In recent years, Apple has bought a fabless chip-making operation, an embedded graphics company, and lots of intellectual property involving image processing and user interfaces. (And a seasoned hardware manager with blade server and chip design expertise.) Apple has also introduced a wildly-successful line of handheld computers that mostly masquerade as telephones, but has distributed over a billion applications for these "phones". Not surprisingly, many of the applications in question are games.
So, when will Apple's iPhone/iPod-Touch product -- or, rather, their successors, which might include low-price models -- turn out to offer serious competition to XBox and PSP?
The iPod Dock with its video output seems to make 5.1 surround, 3D graphics, and wireless capabilities an interesting possibility near a home theater. Whether as a client console or a game server, the iPhone and iPod Touch seem to offer a way to allow Apple to make money while selling both a game platform, and selling the games.

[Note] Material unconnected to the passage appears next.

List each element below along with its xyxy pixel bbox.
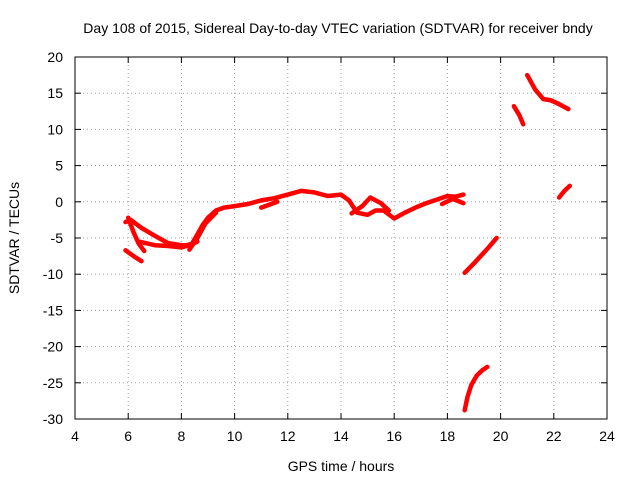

The iPhone is well-liked by game developers, which isn't a bad start. One developer declared at a conference that the iPhone would going to become the dominant games platform, though what passes for "dominant" in a field full of loss-leaders might be hard to measure: numbers of consoles sold? numbers of games sold? profit realized by various market participants? Interestingly, Apple's highly-connectde device offers opportunities for developers to be paid based not on downloads, but on use of a game -- if ad-based game support turns out to be workable.
Maybe the iPhone has become a significant game platform already. What might the future hold?